‘It was hard’

March 25, 2024
Donald Howson, centre, with his granddaughter, Joanna, his great-granddaughter, Nina and his son, Geoff.
Donald Howson (centre) is pictured here with his granddaughter, Joanna, his great-granddaughter, Nina and his son, Geoff.

Geoff Howson looks back on the five years after his father had a severe stroke and how he dealt with being his father’s caregiver. 

Geoff Howson considered himself lucky as a caregiver for his father. His father, Donald, was a chaplain and veteran of the Second World War and Korean War, and at the age of 98, Donald had a debilitating stroke while still living in his own home. Because of his father’s military service, Geoff was able access numerous supports that meant his dad was able to stay in his home until he was 101.

“My father had a very severe stroke in 2013,” says Geoff, an Anglican priest who was then working in Peterborough, Ont., where his father happened to also live at that time. “My father didn’t know all the benefits he could get as a veteran. You have to advocate because a lot of people like him have no idea what they’re entitled to.”

As it turned out, Geoff managed to get his father two caregivers that meant he could return to his own home after six months of rehab and he was able to stay for a few years.

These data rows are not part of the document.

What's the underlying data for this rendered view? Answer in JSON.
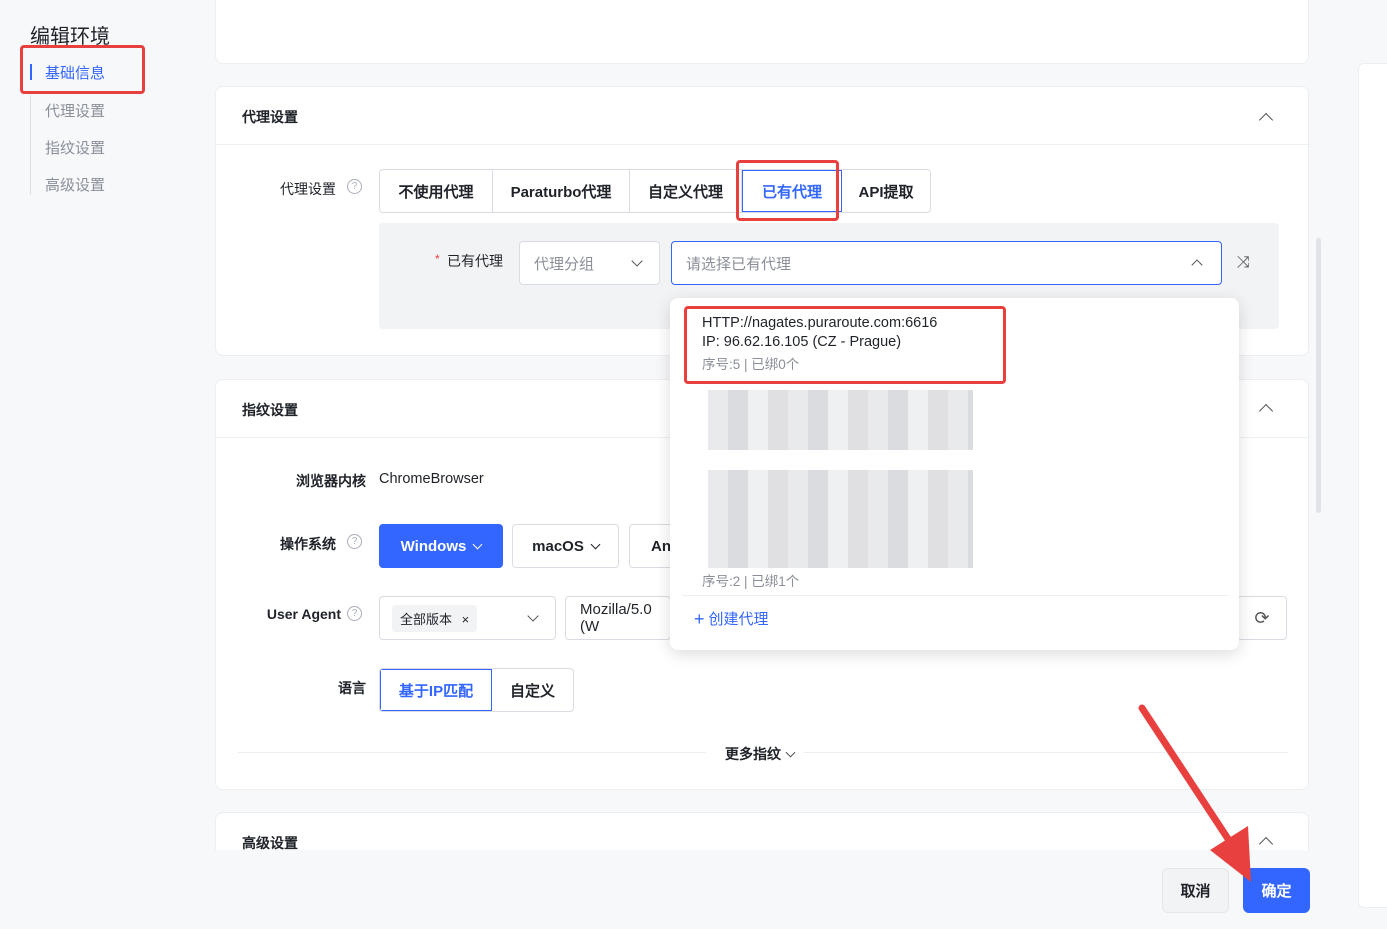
{
  "page": {
    "title": "编辑环境"
  },
  "nav": {
    "items": [
      {
        "label": "基础信息",
        "active": true
      },
      {
        "label": "代理设置",
        "active": false
      },
      {
        "label": "指纹设置",
        "active": false
      },
      {
        "label": "高级设置",
        "active": false
      }
    ]
  },
  "proxy_section": {
    "title": "代理设置",
    "field_label": "代理设置",
    "tabs": [
      "不使用代理",
      "Paraturbo代理",
      "自定义代理",
      "已有代理",
      "API提取"
    ],
    "selected_tab": "已有代理",
    "existing_label": "已有代理",
    "required_mark": "*",
    "group_placeholder": "代理分组",
    "proxy_placeholder": "请选择已有代理"
  },
  "dropdown": {
    "option1": {
      "url": "HTTP://nagates.puraroute.com:6616",
      "ip": "IP: 96.62.16.105 (CZ - Prague)",
      "meta": "序号:5 | 已绑0个"
    },
    "option2_meta": "序号:2 | 已绑1个",
    "create_label": "创建代理",
    "create_icon": "plus-icon"
  },
  "fingerprint_section": {
    "title": "指纹设置",
    "kernel_label": "浏览器内核",
    "kernel_value": "ChromeBrowser",
    "os_label": "操作系统",
    "os_buttons": [
      "Windows",
      "macOS",
      "An"
    ],
    "ua_label": "User Agent",
    "ua_tag": "全部版本",
    "ua_value": "Mozilla/5.0 (W",
    "lang_label": "语言",
    "lang_options": [
      "基于IP匹配",
      "自定义"
    ],
    "more_label": "更多指纹"
  },
  "advanced_section": {
    "title": "高级设置"
  },
  "footer": {
    "cancel": "取消",
    "confirm": "确定"
  },
  "colors": {
    "accent": "#3366ff",
    "highlight": "#e8403f"
  }
}
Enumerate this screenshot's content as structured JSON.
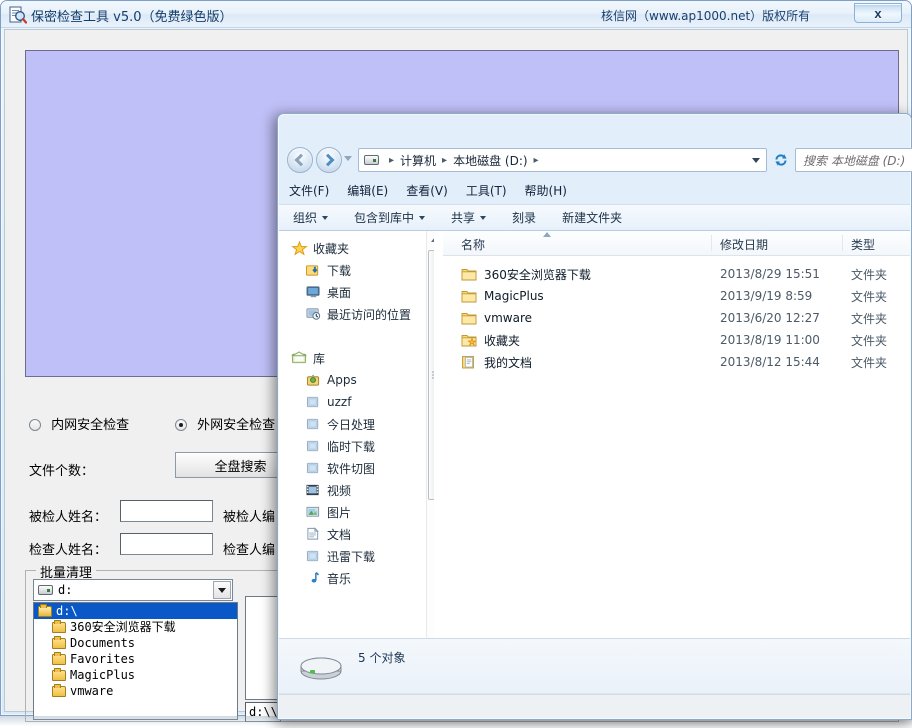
{
  "app": {
    "title": "保密检查工具 v5.0（免费绿色版）",
    "copyright": "核信网（www.ap1000.net）版权所有",
    "close_label": "x",
    "icon": "magnifier-document-icon",
    "radios": [
      {
        "label": "内网安全检查",
        "selected": false
      },
      {
        "label": "外网安全检查",
        "selected": true
      }
    ],
    "file_count_label": "文件个数：",
    "full_scan_button": "全盘搜索",
    "fields": [
      {
        "label": "被检人姓名：",
        "value": "",
        "right_label": "被检人编"
      },
      {
        "label": "检查人姓名：",
        "value": "",
        "right_label": "检查人编"
      }
    ],
    "batch_group_title": "批量清理",
    "drive_combo_value": "d:",
    "tree": [
      {
        "label": "d:\\",
        "selected": true,
        "child": false
      },
      {
        "label": "360安全浏览器下载",
        "selected": false,
        "child": true
      },
      {
        "label": "Documents",
        "selected": false,
        "child": true
      },
      {
        "label": "Favorites",
        "selected": false,
        "child": true
      },
      {
        "label": "MagicPlus",
        "selected": false,
        "child": true
      },
      {
        "label": "vmware",
        "selected": false,
        "child": true
      }
    ],
    "path_value": "d:\\\\"
  },
  "explorer": {
    "nav_back_icon": "back-arrow-icon",
    "nav_forward_icon": "forward-arrow-icon",
    "breadcrumb": [
      "计算机",
      "本地磁盘 (D:)"
    ],
    "breadcrumb_sep": "▸",
    "refresh_icon": "refresh-icon",
    "search_placeholder": "搜索 本地磁盘 (D:)",
    "menu": [
      "文件(F)",
      "编辑(E)",
      "查看(V)",
      "工具(T)",
      "帮助(H)"
    ],
    "toolbar": [
      {
        "label": "组织",
        "caret": true
      },
      {
        "label": "包含到库中",
        "caret": true
      },
      {
        "label": "共享",
        "caret": true
      },
      {
        "label": "刻录",
        "caret": false
      },
      {
        "label": "新建文件夹",
        "caret": false
      }
    ],
    "navpane": [
      {
        "label": "收藏夹",
        "icon": "star-icon",
        "level": "root"
      },
      {
        "label": "下载",
        "icon": "download-folder-icon",
        "level": "child"
      },
      {
        "label": "桌面",
        "icon": "desktop-icon",
        "level": "child"
      },
      {
        "label": "最近访问的位置",
        "icon": "recent-places-icon",
        "level": "child"
      },
      {
        "label": "",
        "icon": "",
        "level": "spacer"
      },
      {
        "label": "库",
        "icon": "library-icon",
        "level": "root"
      },
      {
        "label": "Apps",
        "icon": "apps-library-icon",
        "level": "child"
      },
      {
        "label": "uzzf",
        "icon": "library-folder-icon",
        "level": "child"
      },
      {
        "label": "今日处理",
        "icon": "library-folder-icon",
        "level": "child"
      },
      {
        "label": "临时下载",
        "icon": "library-folder-icon",
        "level": "child"
      },
      {
        "label": "软件切图",
        "icon": "library-folder-icon",
        "level": "child"
      },
      {
        "label": "视频",
        "icon": "video-library-icon",
        "level": "child"
      },
      {
        "label": "图片",
        "icon": "pictures-library-icon",
        "level": "child"
      },
      {
        "label": "文档",
        "icon": "documents-library-icon",
        "level": "child"
      },
      {
        "label": "迅雷下载",
        "icon": "library-folder-icon",
        "level": "child"
      },
      {
        "label": "音乐",
        "icon": "music-library-icon",
        "level": "child"
      }
    ],
    "columns": [
      "名称",
      "修改日期",
      "类型"
    ],
    "sort_column": "名称",
    "sort_direction": "ascending",
    "rows": [
      {
        "name": "360安全浏览器下载",
        "date": "2013/8/29 15:51",
        "type": "文件夹",
        "icon": "folder-icon"
      },
      {
        "name": "MagicPlus",
        "date": "2013/9/19 8:59",
        "type": "文件夹",
        "icon": "folder-icon"
      },
      {
        "name": "vmware",
        "date": "2013/6/20 12:27",
        "type": "文件夹",
        "icon": "folder-icon"
      },
      {
        "name": "收藏夹",
        "date": "2013/8/19 11:00",
        "type": "文件夹",
        "icon": "favorites-folder-icon"
      },
      {
        "name": "我的文档",
        "date": "2013/8/12 15:44",
        "type": "文件夹",
        "icon": "documents-folder-icon"
      }
    ],
    "status_text": "5 个对象",
    "status_icon": "hard-drive-icon"
  },
  "colors": {
    "preview_panel": "#c0c0f8",
    "tree_selection": "#0a58c8",
    "explorer_chrome": "#dbe9f6"
  }
}
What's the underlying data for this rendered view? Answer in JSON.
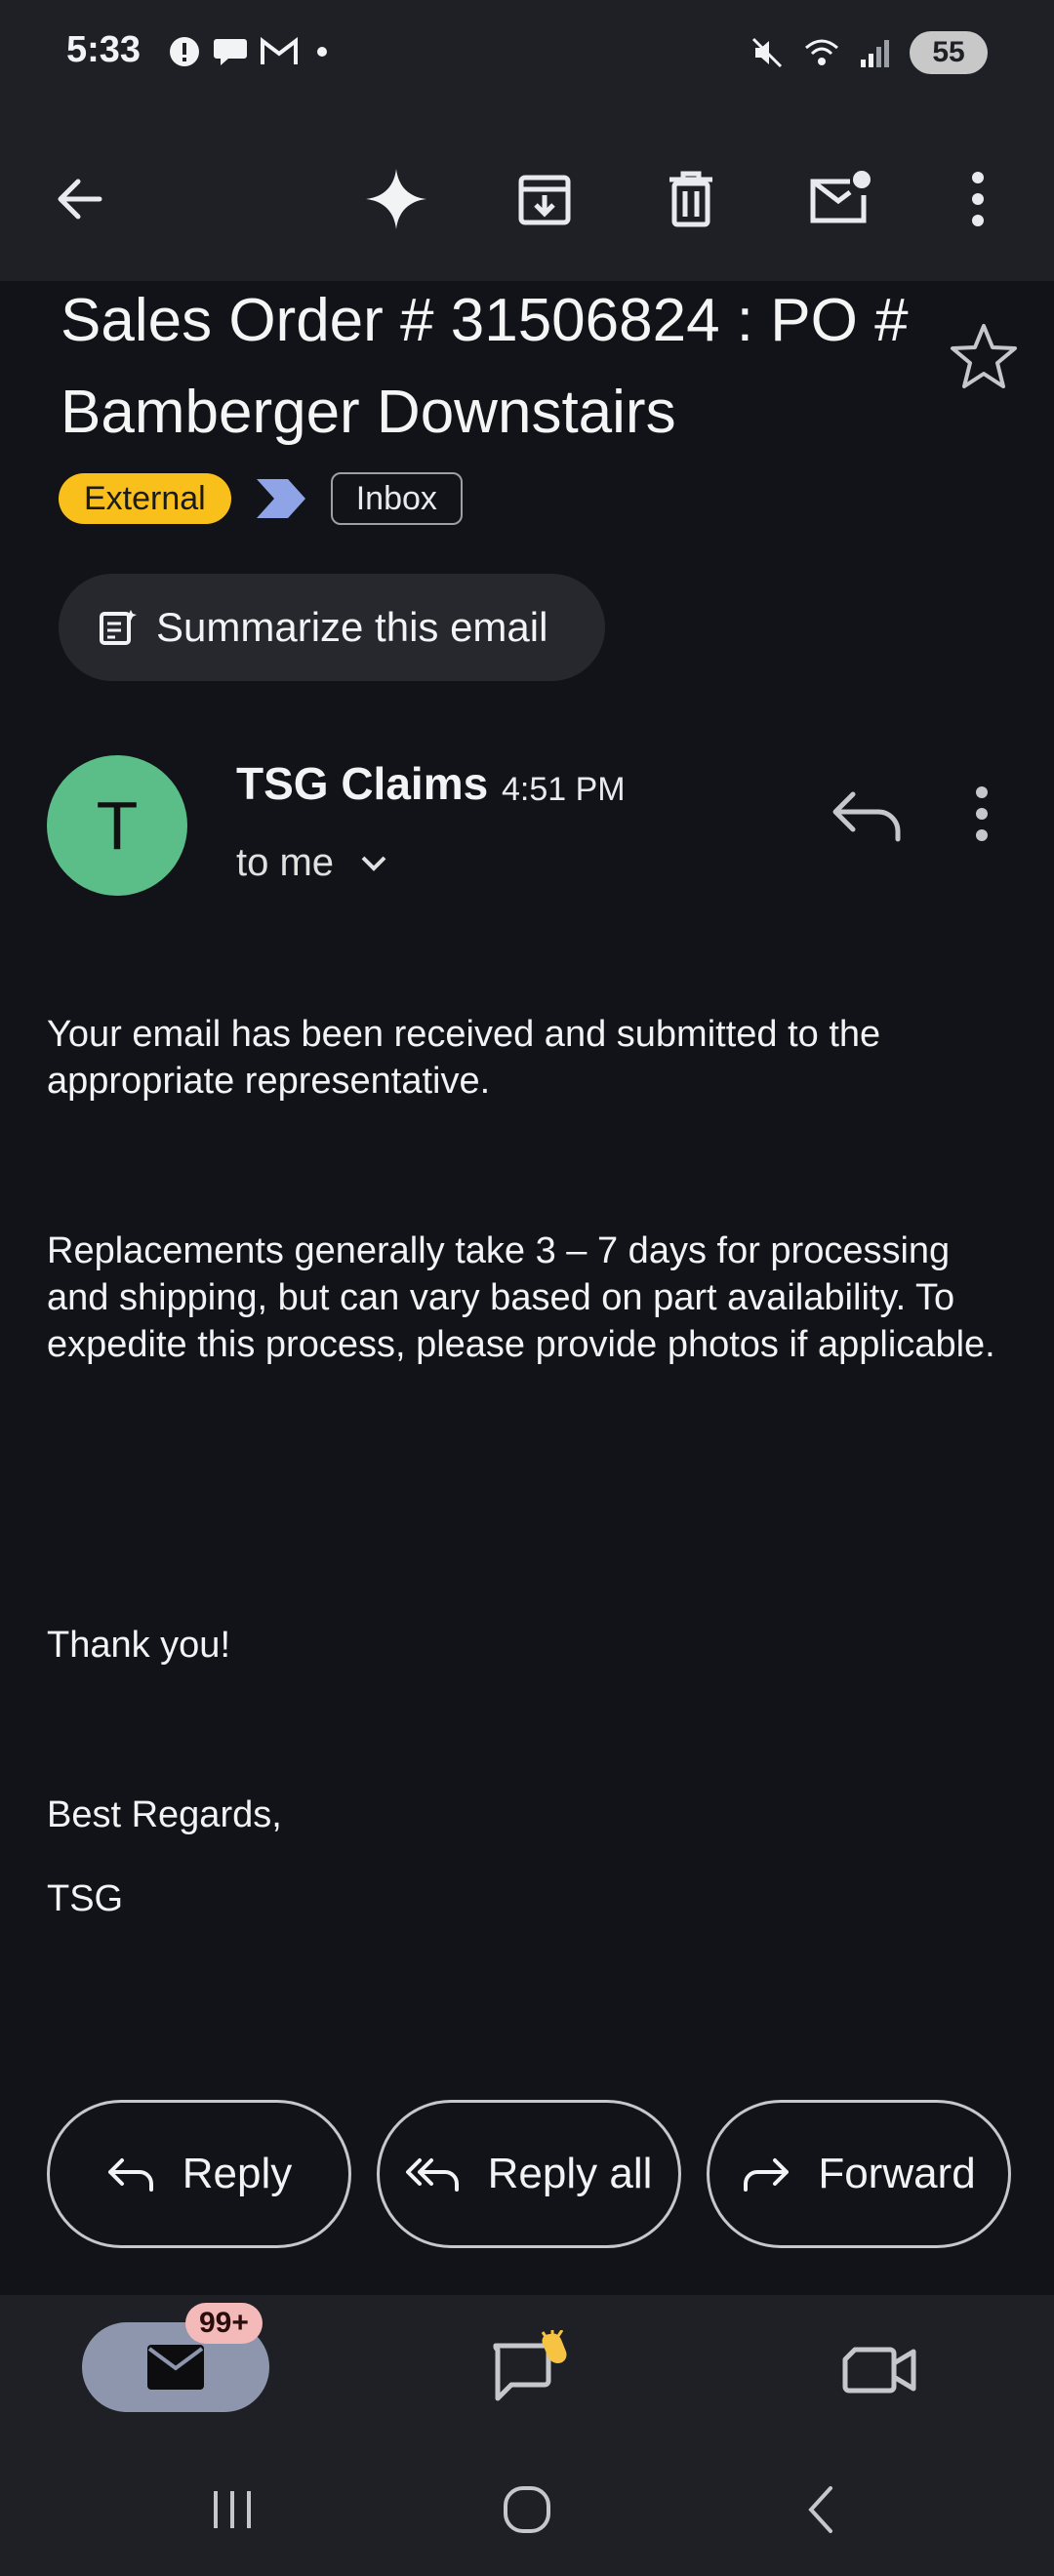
{
  "status_bar": {
    "time": "5:33",
    "battery": "55"
  },
  "email": {
    "subject": "Sales Order # 31506824 : PO # Bamberger Downstairs",
    "labels": [
      "External",
      "Inbox"
    ],
    "summarize_label": "Summarize this email",
    "sender_initial": "T",
    "sender_name": "TSG Claims",
    "time": "4:51 PM",
    "recipient": "to me",
    "body": [
      "Your email has been received and submitted to the appropriate representative.",
      "Replacements generally take 3 – 7 days for processing and shipping, but can vary based on part availability. To expedite this process, please provide photos if applicable.",
      "Thank you!",
      "Best Regards,",
      "TSG"
    ]
  },
  "actions": {
    "reply": "Reply",
    "reply_all": "Reply all",
    "forward": "Forward"
  },
  "bottom_nav": {
    "mail_badge": "99+"
  },
  "colors": {
    "background": "#121318",
    "bar": "#1f2026",
    "external_chip": "#f9bf1a",
    "avatar": "#5bbd88",
    "mail_nav_active": "#8e96ae",
    "badge": "#f4b9b9"
  },
  "icons": [
    "back-arrow-icon",
    "gemini-sparkle-icon",
    "archive-icon",
    "delete-icon",
    "mark-unread-icon",
    "more-vert-icon",
    "star-icon",
    "important-marker-icon",
    "summarize-icon",
    "reply-icon",
    "reply-all-icon",
    "forward-icon",
    "mail-icon",
    "chat-icon",
    "video-icon"
  ]
}
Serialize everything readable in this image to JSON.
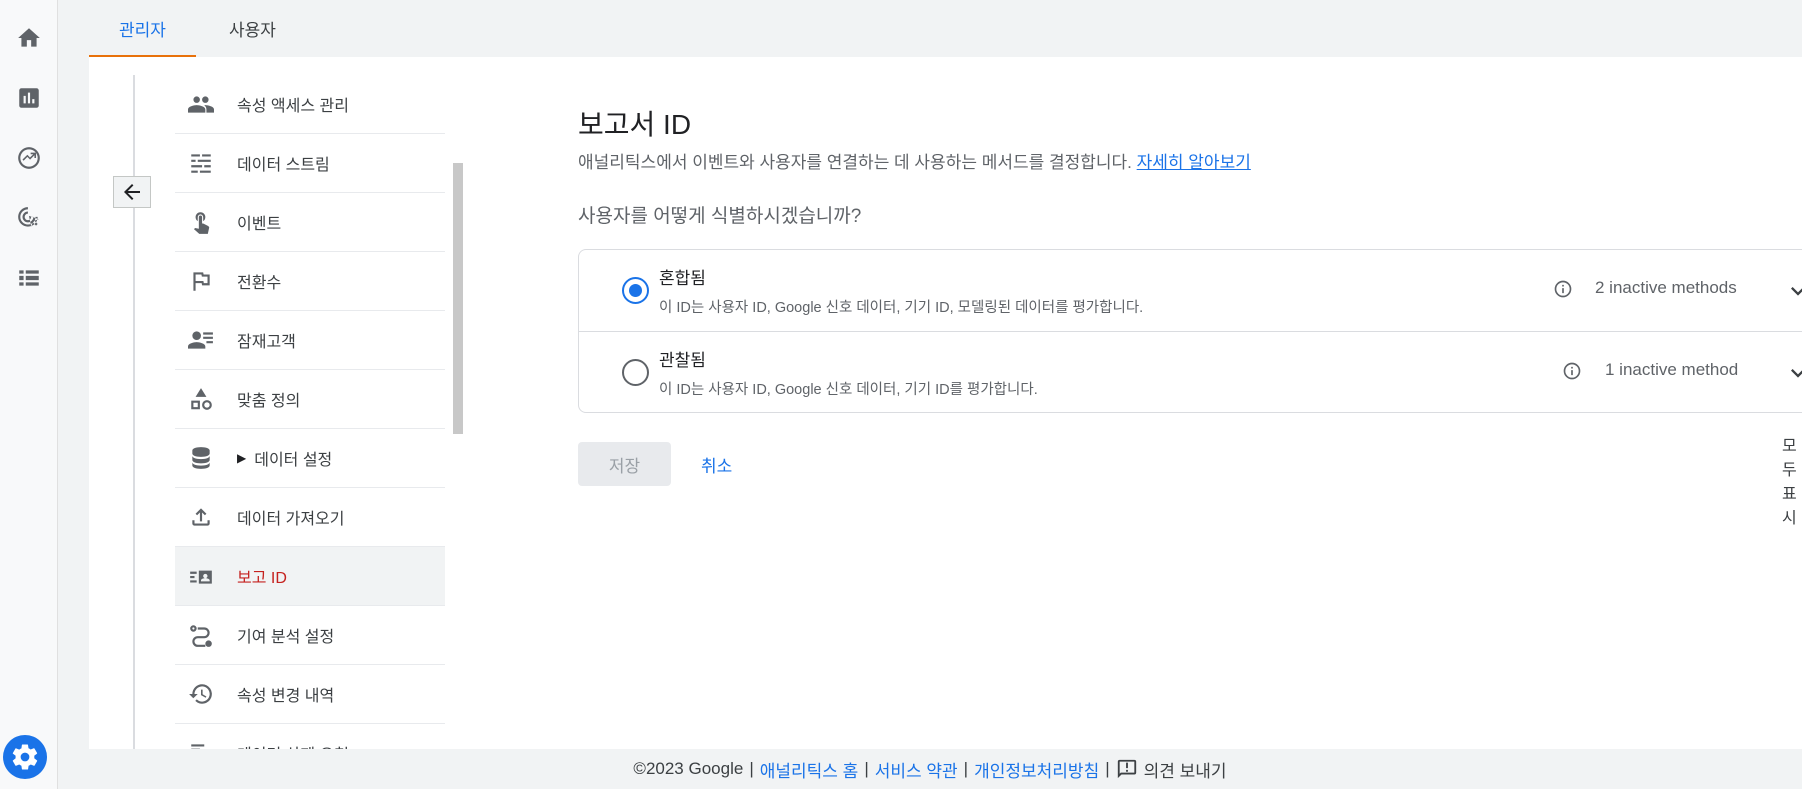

“He couldn’t have stayed in his home as long as he did without [Veterans Affairs],” Geoff says. “And when he did go into a care home, Veterans Affairs allowed me to have a caregiver who would take him to his home regularly to hold court with his friends.”

Those friends also pitched in to help Geoff, driving him to events and arranging a weekly visit.  

“Every week, they would gather at his home and arrange for something special for the Major,” Geoff says. “They assisted me immensely.”

During those same years, Geoff became the spiritual care co-ordinator at a long-term care home, which gave him a chance to see first-hand how things operated in such homes.

“That’s when I became aware that this was a fragile system,” says Geoff, who now lives in Bocabec, N.B., with his wife, Jan. “It also showed me that a lot of people didn’t have the resources that I was able to access for my dad.”

After the stroke, his father had problems swallowing and had to be very careful walking because his right side was paralyzed by the stroke and his mobility on that side didn’t return completely.

“He always had to use a walker and he hated it because he was a very proud and stubborn man,” Geoff says. “That’s another thing caregivers have to consider. For people who have been vibrant and alive, and are hit with a debilitating shortcoming, the caregiver also has to deal with their psychological and emotional needs — to find ways to help them accept what they've been hit with.”

The fortunate thing for the Howsons was the happenstance that Geoff had been offered a job there and while he didn’t expect to return to the town where his father retired after leaving the military, he had.

He remembers the difficulty of becoming power of attorney for his father after the stroke and finding out his father only had $424 in the bank.

“It was hard,” he says. “I had to get his finances in order. The biggest strain in the beginning was having to be firm with him, telling him his finances were a mess and it would take a while to sort it out.”

His father owned two homes and he had to clear one of them out.

“I got burned out mostly because he loved possessions,” Geoff says, adding that he also sold off some of his father’s art and antiques to help pay for his care. “I also had to be firm with him about getting rid of things. I was very tired by the end of it. But I know he was grateful that I’d been there for him.”

Howson says the bottom line of being a good caregiver is dealing with your own vulnerabilities and the vulnerabilities of the person you’re caring for.

“The other thing you have to give them is really active listening,” he says.